Mis palabras al Cristo de las Injurias

Zamora, 17/04/14. Reproducimos a continuación un artículo en forma de oración a la venerada imagen del Cristo de las Injurias (Catedral de Zamora), ante la que la cofradía que lo saca en procesión y la ciudad entera juran silencio en la noche del Miércoles Santo. Su autor es Luis Santamaría, delegado diocesano de Medios de Comunicación Social, que fue ayer uno de los comentaristas del acto en Televisión Castilla y León.

 

“Desde el punto de vista de la evangelización, no sirven las propuestas místicas sin fuerte compromiso social y misionero, ni los discursos y praxis sociales o pastorales sin una espiritualidad que transforme el corazón”

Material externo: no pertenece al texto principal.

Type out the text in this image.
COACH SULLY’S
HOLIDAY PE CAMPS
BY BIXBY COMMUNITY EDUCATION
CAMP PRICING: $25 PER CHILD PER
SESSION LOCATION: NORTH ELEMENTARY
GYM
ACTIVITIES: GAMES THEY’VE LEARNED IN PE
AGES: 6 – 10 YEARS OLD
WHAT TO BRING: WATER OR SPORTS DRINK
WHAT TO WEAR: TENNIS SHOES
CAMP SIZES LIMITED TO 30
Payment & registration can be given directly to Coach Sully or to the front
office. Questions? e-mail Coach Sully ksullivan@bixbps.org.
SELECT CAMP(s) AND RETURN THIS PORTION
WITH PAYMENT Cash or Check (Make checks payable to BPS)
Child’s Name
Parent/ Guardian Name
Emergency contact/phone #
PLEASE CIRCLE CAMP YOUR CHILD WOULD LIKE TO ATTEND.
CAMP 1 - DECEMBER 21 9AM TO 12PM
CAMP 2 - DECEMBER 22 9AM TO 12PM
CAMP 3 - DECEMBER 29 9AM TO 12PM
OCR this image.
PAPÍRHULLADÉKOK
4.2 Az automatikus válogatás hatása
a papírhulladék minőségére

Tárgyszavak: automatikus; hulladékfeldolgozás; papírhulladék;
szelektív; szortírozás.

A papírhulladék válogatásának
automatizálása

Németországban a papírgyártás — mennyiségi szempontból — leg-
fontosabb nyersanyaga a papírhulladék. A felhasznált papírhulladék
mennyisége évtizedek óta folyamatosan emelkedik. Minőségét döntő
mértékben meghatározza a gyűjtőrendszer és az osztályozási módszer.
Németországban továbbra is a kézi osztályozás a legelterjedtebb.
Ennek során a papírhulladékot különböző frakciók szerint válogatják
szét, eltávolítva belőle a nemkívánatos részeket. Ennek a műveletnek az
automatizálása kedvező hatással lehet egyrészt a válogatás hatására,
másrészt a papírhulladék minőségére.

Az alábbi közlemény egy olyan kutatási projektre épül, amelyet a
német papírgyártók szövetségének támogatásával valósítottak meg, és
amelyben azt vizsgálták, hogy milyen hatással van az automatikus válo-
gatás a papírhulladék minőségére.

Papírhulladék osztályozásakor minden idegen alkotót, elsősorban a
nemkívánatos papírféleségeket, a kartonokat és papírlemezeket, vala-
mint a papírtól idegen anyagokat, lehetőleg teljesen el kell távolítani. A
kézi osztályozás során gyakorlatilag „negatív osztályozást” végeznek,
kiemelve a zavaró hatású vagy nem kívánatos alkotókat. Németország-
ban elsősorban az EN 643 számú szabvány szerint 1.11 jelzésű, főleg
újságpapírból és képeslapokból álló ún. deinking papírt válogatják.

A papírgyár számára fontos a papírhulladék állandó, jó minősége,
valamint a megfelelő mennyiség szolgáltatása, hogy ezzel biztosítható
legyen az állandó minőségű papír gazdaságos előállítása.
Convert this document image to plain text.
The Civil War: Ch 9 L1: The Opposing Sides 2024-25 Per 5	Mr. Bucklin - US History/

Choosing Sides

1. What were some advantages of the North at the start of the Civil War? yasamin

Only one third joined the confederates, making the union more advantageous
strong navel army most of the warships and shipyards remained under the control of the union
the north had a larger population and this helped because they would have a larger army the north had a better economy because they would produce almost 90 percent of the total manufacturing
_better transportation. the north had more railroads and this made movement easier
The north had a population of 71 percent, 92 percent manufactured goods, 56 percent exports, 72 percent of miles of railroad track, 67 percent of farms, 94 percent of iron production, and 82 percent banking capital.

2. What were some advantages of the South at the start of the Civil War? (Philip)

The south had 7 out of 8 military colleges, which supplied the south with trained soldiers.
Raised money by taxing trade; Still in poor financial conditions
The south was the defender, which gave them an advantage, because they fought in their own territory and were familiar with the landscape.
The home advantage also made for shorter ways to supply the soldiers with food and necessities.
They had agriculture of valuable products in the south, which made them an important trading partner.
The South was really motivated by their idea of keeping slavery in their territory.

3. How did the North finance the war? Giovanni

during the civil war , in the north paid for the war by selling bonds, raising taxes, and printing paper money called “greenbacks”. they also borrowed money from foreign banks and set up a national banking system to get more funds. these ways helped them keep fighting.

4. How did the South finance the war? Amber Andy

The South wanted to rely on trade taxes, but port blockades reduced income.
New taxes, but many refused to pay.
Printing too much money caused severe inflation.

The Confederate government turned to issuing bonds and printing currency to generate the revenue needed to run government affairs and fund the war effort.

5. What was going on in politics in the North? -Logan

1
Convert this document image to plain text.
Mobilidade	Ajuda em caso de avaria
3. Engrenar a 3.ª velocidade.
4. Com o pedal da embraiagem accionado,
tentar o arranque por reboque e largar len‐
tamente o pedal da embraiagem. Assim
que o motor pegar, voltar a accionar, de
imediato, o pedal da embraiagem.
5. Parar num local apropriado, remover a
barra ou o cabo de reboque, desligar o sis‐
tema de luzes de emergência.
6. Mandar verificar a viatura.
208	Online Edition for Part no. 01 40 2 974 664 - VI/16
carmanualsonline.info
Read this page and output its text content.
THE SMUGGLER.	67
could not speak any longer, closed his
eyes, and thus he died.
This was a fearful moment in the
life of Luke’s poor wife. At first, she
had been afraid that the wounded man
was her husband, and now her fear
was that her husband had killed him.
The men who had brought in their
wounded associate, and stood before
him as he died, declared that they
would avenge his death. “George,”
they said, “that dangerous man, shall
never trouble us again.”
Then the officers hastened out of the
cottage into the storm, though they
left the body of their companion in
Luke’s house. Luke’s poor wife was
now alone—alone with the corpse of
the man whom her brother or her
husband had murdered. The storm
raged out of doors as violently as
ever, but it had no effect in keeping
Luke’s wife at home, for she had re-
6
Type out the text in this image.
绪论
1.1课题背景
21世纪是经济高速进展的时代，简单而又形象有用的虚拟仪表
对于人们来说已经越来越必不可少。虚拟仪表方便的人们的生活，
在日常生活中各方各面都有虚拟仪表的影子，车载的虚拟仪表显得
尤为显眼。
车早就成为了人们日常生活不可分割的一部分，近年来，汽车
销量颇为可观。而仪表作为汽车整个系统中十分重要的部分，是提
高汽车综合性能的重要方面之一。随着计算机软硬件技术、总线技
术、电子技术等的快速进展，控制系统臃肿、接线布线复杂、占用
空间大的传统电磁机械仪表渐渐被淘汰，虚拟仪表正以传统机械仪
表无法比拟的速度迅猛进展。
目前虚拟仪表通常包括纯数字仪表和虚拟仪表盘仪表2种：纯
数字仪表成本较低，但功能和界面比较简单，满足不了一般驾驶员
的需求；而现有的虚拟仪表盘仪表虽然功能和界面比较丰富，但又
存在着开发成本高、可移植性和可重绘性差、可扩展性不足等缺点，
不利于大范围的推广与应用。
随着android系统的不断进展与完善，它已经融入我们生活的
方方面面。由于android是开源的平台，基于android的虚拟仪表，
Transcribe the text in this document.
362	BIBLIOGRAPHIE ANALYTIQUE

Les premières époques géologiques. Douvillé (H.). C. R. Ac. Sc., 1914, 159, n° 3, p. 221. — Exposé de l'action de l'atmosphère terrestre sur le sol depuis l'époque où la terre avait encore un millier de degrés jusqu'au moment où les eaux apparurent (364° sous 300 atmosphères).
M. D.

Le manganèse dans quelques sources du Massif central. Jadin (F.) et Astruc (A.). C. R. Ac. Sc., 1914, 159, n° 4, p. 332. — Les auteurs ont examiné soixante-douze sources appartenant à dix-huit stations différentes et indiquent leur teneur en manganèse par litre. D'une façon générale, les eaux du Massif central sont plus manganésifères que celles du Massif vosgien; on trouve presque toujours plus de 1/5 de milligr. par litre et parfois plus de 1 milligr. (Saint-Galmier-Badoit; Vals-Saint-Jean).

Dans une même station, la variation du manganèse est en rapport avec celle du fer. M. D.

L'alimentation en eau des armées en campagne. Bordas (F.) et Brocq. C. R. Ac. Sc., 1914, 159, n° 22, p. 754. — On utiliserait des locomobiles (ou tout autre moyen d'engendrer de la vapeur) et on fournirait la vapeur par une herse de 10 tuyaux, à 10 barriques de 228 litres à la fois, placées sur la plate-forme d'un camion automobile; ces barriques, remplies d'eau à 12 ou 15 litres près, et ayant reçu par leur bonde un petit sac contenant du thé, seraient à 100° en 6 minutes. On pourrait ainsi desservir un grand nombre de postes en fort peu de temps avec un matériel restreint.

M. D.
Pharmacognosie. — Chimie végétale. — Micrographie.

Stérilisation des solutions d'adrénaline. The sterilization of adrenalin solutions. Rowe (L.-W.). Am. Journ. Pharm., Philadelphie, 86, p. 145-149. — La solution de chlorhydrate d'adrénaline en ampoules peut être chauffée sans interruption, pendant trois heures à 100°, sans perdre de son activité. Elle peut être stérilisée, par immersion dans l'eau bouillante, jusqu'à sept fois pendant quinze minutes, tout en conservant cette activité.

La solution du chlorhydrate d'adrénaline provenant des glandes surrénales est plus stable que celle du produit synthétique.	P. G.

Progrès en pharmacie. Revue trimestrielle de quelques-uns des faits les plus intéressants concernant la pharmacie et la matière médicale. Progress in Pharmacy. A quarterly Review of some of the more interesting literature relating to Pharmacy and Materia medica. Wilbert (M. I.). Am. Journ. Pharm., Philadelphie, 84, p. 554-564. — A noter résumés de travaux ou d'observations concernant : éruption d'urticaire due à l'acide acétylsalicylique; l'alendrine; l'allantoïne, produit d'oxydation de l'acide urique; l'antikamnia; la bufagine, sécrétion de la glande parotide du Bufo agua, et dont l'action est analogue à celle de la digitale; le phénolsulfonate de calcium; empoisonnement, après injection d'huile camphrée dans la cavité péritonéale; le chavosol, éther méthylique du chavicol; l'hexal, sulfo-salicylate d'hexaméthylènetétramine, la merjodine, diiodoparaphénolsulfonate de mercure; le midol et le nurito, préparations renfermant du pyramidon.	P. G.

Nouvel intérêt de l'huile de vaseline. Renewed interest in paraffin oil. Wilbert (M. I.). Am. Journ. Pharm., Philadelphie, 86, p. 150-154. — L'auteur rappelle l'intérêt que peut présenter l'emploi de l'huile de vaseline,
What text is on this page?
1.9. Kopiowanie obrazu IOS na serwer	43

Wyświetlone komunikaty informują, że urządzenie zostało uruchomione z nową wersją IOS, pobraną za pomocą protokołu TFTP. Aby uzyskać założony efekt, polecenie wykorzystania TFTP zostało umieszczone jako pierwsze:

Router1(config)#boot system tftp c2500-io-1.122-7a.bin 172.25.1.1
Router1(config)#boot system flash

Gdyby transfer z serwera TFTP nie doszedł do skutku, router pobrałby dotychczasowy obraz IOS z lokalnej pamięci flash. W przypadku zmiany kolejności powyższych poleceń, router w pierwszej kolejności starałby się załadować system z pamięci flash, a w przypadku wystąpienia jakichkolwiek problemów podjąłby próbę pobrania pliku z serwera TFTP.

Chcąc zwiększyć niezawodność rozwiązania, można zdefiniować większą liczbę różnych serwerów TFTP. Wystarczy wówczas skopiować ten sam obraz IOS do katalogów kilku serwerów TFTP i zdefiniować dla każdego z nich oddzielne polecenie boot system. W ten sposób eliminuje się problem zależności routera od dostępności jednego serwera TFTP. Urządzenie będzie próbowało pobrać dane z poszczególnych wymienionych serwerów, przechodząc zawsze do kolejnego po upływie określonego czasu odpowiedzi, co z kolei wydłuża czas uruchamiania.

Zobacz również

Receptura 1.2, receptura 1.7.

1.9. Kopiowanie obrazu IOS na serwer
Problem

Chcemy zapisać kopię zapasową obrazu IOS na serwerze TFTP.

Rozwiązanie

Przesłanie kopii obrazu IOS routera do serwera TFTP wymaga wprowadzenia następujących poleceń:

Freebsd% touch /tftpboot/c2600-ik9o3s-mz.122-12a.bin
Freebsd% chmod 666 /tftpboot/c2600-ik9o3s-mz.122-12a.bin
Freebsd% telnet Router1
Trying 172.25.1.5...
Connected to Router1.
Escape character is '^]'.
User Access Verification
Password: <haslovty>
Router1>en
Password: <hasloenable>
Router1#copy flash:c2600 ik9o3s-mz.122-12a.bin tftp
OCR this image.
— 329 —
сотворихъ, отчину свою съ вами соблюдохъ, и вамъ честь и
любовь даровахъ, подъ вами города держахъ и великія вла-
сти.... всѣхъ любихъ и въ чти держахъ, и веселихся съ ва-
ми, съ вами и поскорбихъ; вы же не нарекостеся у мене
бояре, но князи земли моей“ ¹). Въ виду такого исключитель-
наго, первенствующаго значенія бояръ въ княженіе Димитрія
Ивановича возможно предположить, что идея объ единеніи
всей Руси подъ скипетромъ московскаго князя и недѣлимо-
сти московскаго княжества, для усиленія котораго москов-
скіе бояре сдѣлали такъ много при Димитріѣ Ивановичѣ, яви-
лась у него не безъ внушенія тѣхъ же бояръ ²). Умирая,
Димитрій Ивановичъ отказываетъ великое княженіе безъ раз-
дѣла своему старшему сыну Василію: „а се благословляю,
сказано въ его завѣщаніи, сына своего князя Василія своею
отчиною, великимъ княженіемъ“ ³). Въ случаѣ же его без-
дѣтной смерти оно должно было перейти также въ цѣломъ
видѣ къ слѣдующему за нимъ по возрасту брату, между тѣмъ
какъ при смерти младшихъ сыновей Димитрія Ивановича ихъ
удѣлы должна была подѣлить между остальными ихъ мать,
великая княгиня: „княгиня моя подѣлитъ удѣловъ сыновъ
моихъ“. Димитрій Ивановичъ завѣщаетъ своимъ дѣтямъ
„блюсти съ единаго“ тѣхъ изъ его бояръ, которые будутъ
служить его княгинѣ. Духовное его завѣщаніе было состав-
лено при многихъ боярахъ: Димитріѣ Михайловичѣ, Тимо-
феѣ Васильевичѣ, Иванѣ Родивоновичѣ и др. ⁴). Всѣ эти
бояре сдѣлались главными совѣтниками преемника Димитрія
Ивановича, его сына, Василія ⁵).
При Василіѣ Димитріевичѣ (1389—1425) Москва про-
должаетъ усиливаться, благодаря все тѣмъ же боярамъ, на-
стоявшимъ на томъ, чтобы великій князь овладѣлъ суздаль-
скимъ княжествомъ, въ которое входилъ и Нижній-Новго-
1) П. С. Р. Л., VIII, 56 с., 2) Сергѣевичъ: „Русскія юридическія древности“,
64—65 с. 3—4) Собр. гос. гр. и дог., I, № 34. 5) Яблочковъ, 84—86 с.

(Francisco, Evangelii gaudium 262)

Señor Jesús, Cristo de las Injurias, “Maestro del Silencio”. Ver tu rostro ha sido, una vez más, en la noche de Zamora en vísperas de tu Pasión, contemplar a todo un Dios que se hace hombre, se hace esclavo… ¡se hace difunto! Sí: Dios y hombre a la par, resumiendo en ti mismo todos los sufrimientos de la humanidad, todos nuestros dolores, todas nuestras angustias, todas nuestras soledades.

Gracias, Jesús, porque no nos has enseñado el camino, como tantos que quieren dictarnos por dónde ir. Tú mismo te has hecho camino al Padre, el único camino de verdad, el único camino de vida.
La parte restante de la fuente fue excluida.